Bunmi Sofola, in this mind-blowing epistle explains why old rich men will always get the young beautiful ladies.
“What is it about middle age men and their libidos?” asked an exasperated Mariam at a recent chin-wag. In her middle age, she got divorced several years back from a husband she termed a serial adulterer.
She went on: “The other day, I was commiserating with a friend whose portly husband of 28 years had abandoned her—and, apparently, all reason—for a woman his daughter’s age. She is your typical home-maker-loyal, dependable and discreet.
“She has quietly supported her businessman husband’s career throughout their marriage. How could he have deserted her for a floozy after all those years of love and self-sacrifice? She was naturally bereft….”
The big question is: What turns a typical ‘for-the-baba-ke’ into a fully-fledged, grade-A lothario? “I’ll tell you,” offered Mariam.
“The lustre of his successful career has magically rendered him highly attractive to women.

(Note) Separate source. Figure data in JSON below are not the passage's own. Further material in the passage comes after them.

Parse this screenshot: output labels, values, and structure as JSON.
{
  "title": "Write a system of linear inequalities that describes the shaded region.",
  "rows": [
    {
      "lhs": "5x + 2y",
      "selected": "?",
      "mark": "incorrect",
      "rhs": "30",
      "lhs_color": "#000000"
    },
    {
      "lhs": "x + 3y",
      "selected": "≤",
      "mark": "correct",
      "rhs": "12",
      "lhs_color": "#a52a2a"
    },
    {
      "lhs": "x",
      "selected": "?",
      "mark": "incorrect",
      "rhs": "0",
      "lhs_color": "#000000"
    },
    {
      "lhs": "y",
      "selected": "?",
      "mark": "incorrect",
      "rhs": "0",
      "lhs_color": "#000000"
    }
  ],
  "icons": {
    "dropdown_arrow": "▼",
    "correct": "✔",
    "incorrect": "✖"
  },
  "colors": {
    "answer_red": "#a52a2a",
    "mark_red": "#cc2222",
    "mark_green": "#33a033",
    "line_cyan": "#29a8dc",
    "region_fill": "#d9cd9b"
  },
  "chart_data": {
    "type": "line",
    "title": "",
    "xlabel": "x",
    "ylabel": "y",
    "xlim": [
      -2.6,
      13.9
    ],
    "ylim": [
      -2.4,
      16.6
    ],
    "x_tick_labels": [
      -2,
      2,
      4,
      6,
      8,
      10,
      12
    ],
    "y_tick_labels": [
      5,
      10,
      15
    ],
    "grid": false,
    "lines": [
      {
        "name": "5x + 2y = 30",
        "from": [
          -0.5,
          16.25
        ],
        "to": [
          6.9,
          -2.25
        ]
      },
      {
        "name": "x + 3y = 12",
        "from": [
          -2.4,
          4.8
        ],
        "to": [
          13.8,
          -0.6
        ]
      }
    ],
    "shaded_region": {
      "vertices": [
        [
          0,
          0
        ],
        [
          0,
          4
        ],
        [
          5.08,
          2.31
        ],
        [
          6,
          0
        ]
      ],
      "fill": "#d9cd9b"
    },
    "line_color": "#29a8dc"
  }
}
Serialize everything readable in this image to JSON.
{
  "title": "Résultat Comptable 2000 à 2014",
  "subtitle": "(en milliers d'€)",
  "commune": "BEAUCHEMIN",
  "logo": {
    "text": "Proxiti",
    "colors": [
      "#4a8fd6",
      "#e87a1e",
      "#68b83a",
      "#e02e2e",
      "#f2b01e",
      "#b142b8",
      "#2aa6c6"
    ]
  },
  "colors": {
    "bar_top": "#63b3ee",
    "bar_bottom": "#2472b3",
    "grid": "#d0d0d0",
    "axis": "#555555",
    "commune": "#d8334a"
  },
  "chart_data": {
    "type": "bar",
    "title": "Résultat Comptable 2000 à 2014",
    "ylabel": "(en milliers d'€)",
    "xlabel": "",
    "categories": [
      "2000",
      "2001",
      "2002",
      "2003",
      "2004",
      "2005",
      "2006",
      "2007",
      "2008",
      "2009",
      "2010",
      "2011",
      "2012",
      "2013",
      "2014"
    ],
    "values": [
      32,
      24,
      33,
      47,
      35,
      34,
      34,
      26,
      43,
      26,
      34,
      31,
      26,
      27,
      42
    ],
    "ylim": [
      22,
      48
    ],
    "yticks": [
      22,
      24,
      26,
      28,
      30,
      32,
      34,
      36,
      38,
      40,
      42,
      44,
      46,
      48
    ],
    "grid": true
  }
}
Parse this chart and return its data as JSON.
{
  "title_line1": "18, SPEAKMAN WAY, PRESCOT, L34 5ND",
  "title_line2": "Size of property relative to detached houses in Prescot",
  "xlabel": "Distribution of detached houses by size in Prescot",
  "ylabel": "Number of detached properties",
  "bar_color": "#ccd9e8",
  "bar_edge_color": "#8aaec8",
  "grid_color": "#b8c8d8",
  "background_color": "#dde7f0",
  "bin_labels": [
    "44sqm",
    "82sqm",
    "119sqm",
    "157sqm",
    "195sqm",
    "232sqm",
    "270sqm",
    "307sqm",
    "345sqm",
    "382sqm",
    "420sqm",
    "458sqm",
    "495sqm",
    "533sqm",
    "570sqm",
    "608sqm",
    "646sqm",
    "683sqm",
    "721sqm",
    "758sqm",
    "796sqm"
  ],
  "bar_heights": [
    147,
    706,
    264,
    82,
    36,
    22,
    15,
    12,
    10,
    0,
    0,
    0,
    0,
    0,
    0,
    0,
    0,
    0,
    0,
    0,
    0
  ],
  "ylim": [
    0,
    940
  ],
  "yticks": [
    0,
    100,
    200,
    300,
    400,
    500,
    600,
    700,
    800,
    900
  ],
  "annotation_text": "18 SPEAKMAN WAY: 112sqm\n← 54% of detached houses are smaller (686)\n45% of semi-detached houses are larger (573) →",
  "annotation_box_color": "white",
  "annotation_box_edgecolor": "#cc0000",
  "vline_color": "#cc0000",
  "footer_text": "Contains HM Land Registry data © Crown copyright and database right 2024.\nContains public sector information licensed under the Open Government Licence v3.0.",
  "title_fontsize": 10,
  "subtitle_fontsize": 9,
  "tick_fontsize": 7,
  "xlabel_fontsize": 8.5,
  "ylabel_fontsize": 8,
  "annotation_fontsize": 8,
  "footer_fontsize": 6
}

He may not have qualified as a contestant in a Mr. Nigeria contest, but he has a sharp brain and a successful career that sees him rubbing shoulders with the most powerful people in the country. That’s why impressionable young women are attracted to him—they wouldn’t have found him nearly as alluring if he’d been some pen-pushing nonentity earning enough to cater for a small family in a flat! Power and money, as the cliche goes, are potent aphrodisiacs, and when allied to the status of a successful career the mixture is irresistible.”
As the discussion raged, it soon transpired that what got these women virtually boiling with rage was the report of one of their husbands in advanced middle age making an arrant fool of himself. He was spotted by one of their adult children in ridiculously age-inappropriate sportswear, smooching at a disco party with his lissom personal assistant. What on earth was he thinking?
“Certainly not of his poor wife and mother of his four children,” spat Mariam. “But then, we all know that decorum and common sense desert these daft men when they are in the grip of an infatuation with a young vixen in the office. And it happens to men in all walks of life: bankers, lawyers, doctors, accountants—they all seem to fall prey to an office junior—beguiled by their power and desperate to get a career boost—who strokes their balding pate and massages their burgeoning ego.
“These men, gripped by a late—life surge of lust, seem to forget the sacrifices their spouse made towards their success. I’ve seen it again and again: men with devoted wives who raise their children, keep their homes spic and span and discreetly endure the decline in the physical side of their relationship—start acting like lust-obsessed adolescents the moment an impressionable young woman pays attention to them.
“Sadly, my own marriage came to grief over a similar scenario. When I first met Jide, my ex, we were both accountants in a big firm. He was my senior of course, and as soon as he could, left with two of his friends to found a firm of chartered accountants. The fourth of the group stayed behind to pass the company’s work to the new firm.
“Once he’s found the success he craved, it was as if he felt entitled to have it all: a happy home life with me and our children, and the thrill of an illicit office dalliance with whichever moppet was most flattered by the attentions of the man calling the shots in the office. So while I was ensconced at our home, raising our children, cooking the meals, keeping the house and somehow juggling my own career, Mr. hot pants frittered away money having a darn good time. Of course, wives and steady girlfriends are never invited to these shindigs, ensuring he could do whatever he wished with pretty office juniors.
“So what was in it for the girls? They may have believed it would advance their careers, certainly they would have enjoyed the intro into a sophisticated world and the association with movers and shakers. But was good sex the lure? Most unlikely! Because as my husband’s professional success advanced, it seemed his sexual potency declined commensurately. I knew of his affairs but turned a blind eye until the last one—the one that precipitated the end of our marriage. Even when I found Viagra in his pocket, knowing it wouldn’t be used for me, I kept mum. After all, I wouldn’t be the only wronged wife with a faithless middle-aged husband who enjoyed the authority and conviction she brought to her role.
“I believe there is something undignified about men that past this physical prime, their sell-by date so to speak, making idiots of themselves with younger women. An affair may inflate their self-esteem for a while, but it usually does little for their career. The point is that men in their 50s behaving like sexually in-continent adolescents lose the credibility gained from their high-flying jobs.
“Tell me, how many successful women in senior position—captains of industry, heads of parastatal—are rendering themselves cheap by having affairs with office juniors? The idea of catching such women in a fumble with a messenger is laughable and preposterous. Yet successful men seem to think a liaison is not only a job perk, but also ultimate proof of their macho status. Well, it isn’t. So why do they think their egos need such bolstering? In the end, they must ask themselves how they want to be remembered—for their talent and achievements or for their petty sexual misdemeanours? Men like my friends’ husband may enjoy the thrill of their illicit fling. They may even go on to marry their young bird-brained girls. But what happens when they reach their drooling, incontinent dotage and their new wives are in their middle-aged prime? Will those trophy lovers stick around to push them in their bath-chairs and spoon-feed them? I doubt it!”